Flying Disc Ranch
10 acres in Thermal, about 520 miles to the Ferry Plaza Farmers Market
Robert Lower along with his sons Eric and Ian, Christina Kelso, Pedro, Carolina and Maria Medina and World-Wide Workers on Organic Farms.
Robert bought his property--desert land that he cleared, irrigated, and planted with over 1,200 palms--in 1979. Flying Disc Ranch has become a tropical rainforest-type ecosystem, host to a wealth of wildlife. Different varieties of date palm are interplanted with citrus and all the date trees are hand-pollinated. Since the Coachella Valley is part of the great Mojave Desert and dates require a lot of moisture, Robert creates a "green oasis," with lots of water, compost, mulch and a year-round cover crop. Robert farms using a combination of techniques from many farming traditions; he has come to farm the way he does through "observation, adaptation and accident." He describes his ranch as "100% permaculture" and never uses any synthetic or organic pesticides. Despite the ecological methods he employs, Robert says he "will never be certified anything."
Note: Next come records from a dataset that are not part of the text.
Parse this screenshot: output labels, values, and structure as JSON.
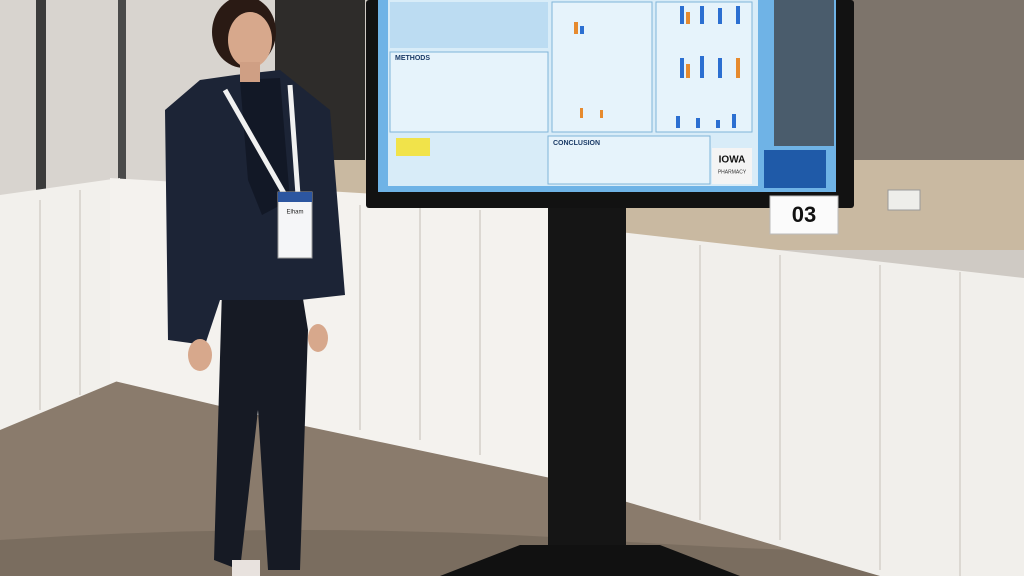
{
  "scene": {
    "sign": "03",
    "badge_name": "Elham",
    "poster": {
      "methods": "METHODS",
      "conclusion": "CONCLUSION",
      "logo": "IOWA",
      "logo_sub": "PHARMACY"
    }
  }
}
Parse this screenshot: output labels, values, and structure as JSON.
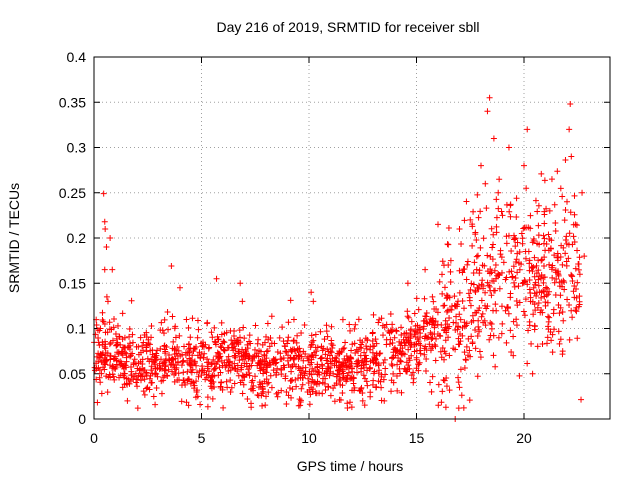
{
  "chart_data": {
    "type": "scatter",
    "title": "Day 216 of 2019, SRMTID for receiver sbll",
    "xlabel": "GPS time / hours",
    "ylabel": "SRMTID / TECUs",
    "xlim": [
      0,
      24
    ],
    "ylim": [
      0,
      0.4
    ],
    "grid": true,
    "marker": "plus",
    "color": "#ff0000",
    "x_ticks": [
      0,
      5,
      10,
      15,
      20
    ],
    "x_tick_labels": [
      "0",
      "5",
      "10",
      "15",
      "20"
    ],
    "y_ticks": [
      0,
      0.05,
      0.1,
      0.15,
      0.2,
      0.25,
      0.3,
      0.35,
      0.4
    ],
    "y_tick_labels": [
      "0",
      "0.05",
      "0.1",
      "0.15",
      "0.2",
      "0.25",
      "0.3",
      "0.35",
      "0.4"
    ],
    "series": [
      {
        "name": "SRMTID",
        "trend": [
          [
            0,
            0.07
          ],
          [
            1,
            0.07
          ],
          [
            2,
            0.06
          ],
          [
            3,
            0.065
          ],
          [
            4,
            0.06
          ],
          [
            5,
            0.065
          ],
          [
            6,
            0.065
          ],
          [
            7,
            0.065
          ],
          [
            8,
            0.055
          ],
          [
            9,
            0.065
          ],
          [
            10,
            0.06
          ],
          [
            11,
            0.06
          ],
          [
            12,
            0.06
          ],
          [
            13,
            0.065
          ],
          [
            14,
            0.075
          ],
          [
            15,
            0.085
          ],
          [
            16,
            0.1
          ],
          [
            17,
            0.12
          ],
          [
            18,
            0.14
          ],
          [
            19,
            0.16
          ],
          [
            20,
            0.16
          ],
          [
            21,
            0.15
          ],
          [
            22,
            0.17
          ],
          [
            22.7,
            0.15
          ]
        ],
        "points": [
          [
            0.45,
            0.249
          ],
          [
            0.5,
            0.218
          ],
          [
            0.52,
            0.21
          ],
          [
            0.58,
            0.19
          ],
          [
            0.5,
            0.165
          ],
          [
            0.6,
            0.135
          ],
          [
            0.65,
            0.13
          ],
          [
            0.75,
            0.2
          ],
          [
            0.85,
            0.165
          ],
          [
            0.3,
            0.1
          ],
          [
            3.6,
            0.169
          ],
          [
            4.0,
            0.145
          ],
          [
            4.3,
            0.11
          ],
          [
            4.4,
            0.015
          ],
          [
            5.7,
            0.155
          ],
          [
            6.8,
            0.15
          ],
          [
            6.9,
            0.13
          ],
          [
            8.0,
            0.025
          ],
          [
            9.3,
            0.11
          ],
          [
            10.1,
            0.14
          ],
          [
            10.2,
            0.13
          ],
          [
            12.5,
            0.02
          ],
          [
            13.0,
            0.115
          ],
          [
            13.5,
            0.02
          ],
          [
            14.6,
            0.15
          ],
          [
            15.4,
            0.165
          ],
          [
            15.7,
            0.03
          ],
          [
            16.0,
            0.215
          ],
          [
            16.6,
            0.175
          ],
          [
            16.8,
            0.125
          ],
          [
            17.0,
            0.21
          ],
          [
            17.3,
            0.065
          ],
          [
            17.5,
            0.22
          ],
          [
            17.8,
            0.165
          ],
          [
            18.0,
            0.28
          ],
          [
            18.2,
            0.26
          ],
          [
            18.3,
            0.34
          ],
          [
            18.4,
            0.355
          ],
          [
            18.6,
            0.31
          ],
          [
            18.8,
            0.25
          ],
          [
            19.0,
            0.225
          ],
          [
            19.3,
            0.3
          ],
          [
            19.5,
            0.07
          ],
          [
            19.7,
            0.195
          ],
          [
            19.9,
            0.205
          ],
          [
            20.0,
            0.28
          ],
          [
            20.1,
            0.255
          ],
          [
            20.15,
            0.32
          ],
          [
            20.4,
            0.05
          ],
          [
            20.6,
            0.14
          ],
          [
            20.8,
            0.175
          ],
          [
            21.0,
            0.125
          ],
          [
            21.2,
            0.23
          ],
          [
            21.3,
            0.265
          ],
          [
            21.6,
            0.16
          ],
          [
            21.8,
            0.075
          ],
          [
            22.0,
            0.24
          ],
          [
            22.1,
            0.32
          ],
          [
            22.15,
            0.348
          ],
          [
            22.2,
            0.29
          ],
          [
            22.4,
            0.215
          ],
          [
            22.6,
            0.16
          ],
          [
            22.7,
            0.25
          ],
          [
            22.8,
            0.18
          ],
          [
            17.0,
            0.035
          ],
          [
            16.8,
            0.0
          ]
        ],
        "notes": "dense scatter of ~1800 points; points listed are visible outliers/extremes, the remainder follow the trend with noise"
      }
    ]
  }
}
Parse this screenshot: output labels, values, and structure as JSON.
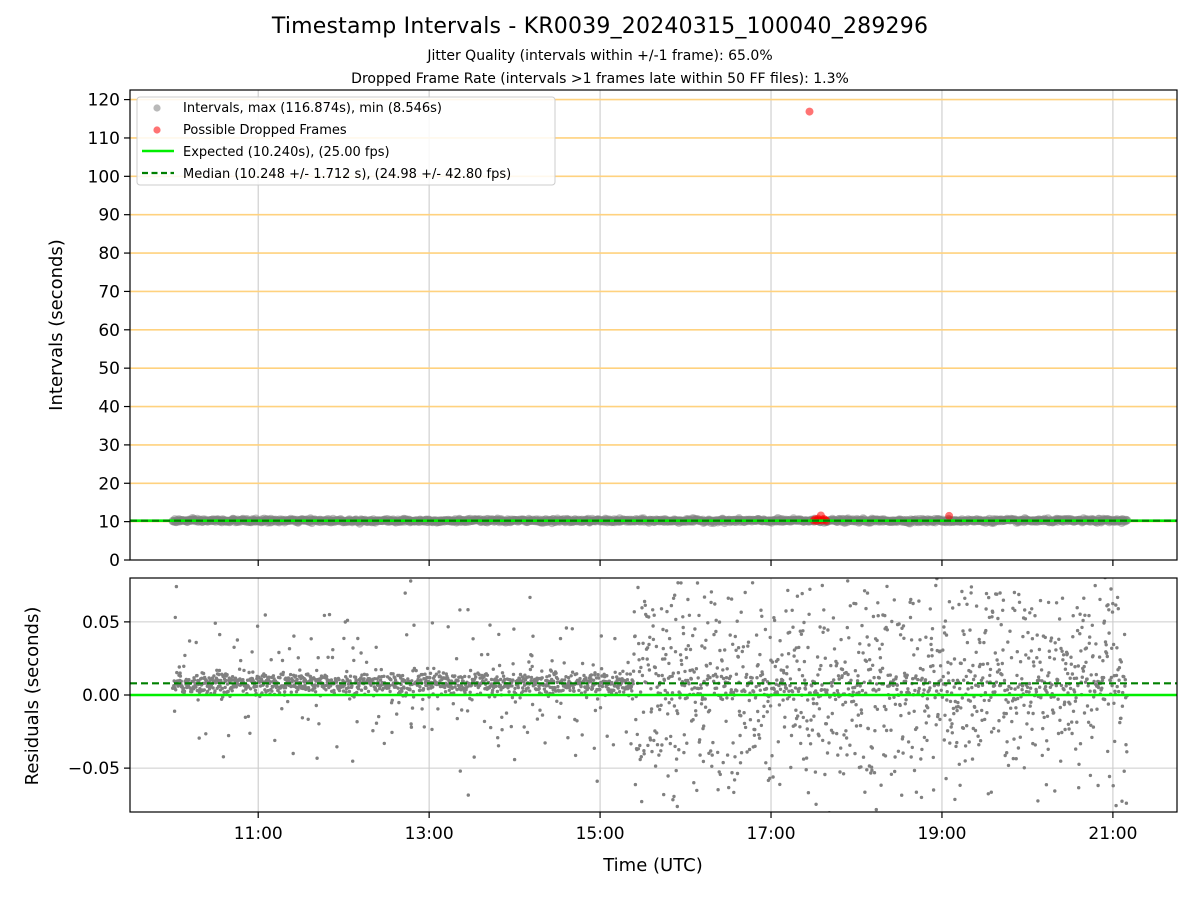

Nature is used to manage insects. Habitats for predators such as hawks, owls and snakes are encouraged to control rodent populations. Spiders and predatory insects prey on white flies and fruit beetles. Net bags and paper cones keep insects, birds, and other pests away from fruit, a technique that minimizes waste and provides moisture protection to the developing fruit.
The farms's soil is built with aged compost, cover crops, manure, and decomposed mulch. No tilling or discing techniques are used.
About 25% of the water used on Flying Disc Ranch is deep well water, and 75% is Colorado River water. Irrigation water is aerated so that the plants can absorb it better, and both flood and drip irrigation techniques are used.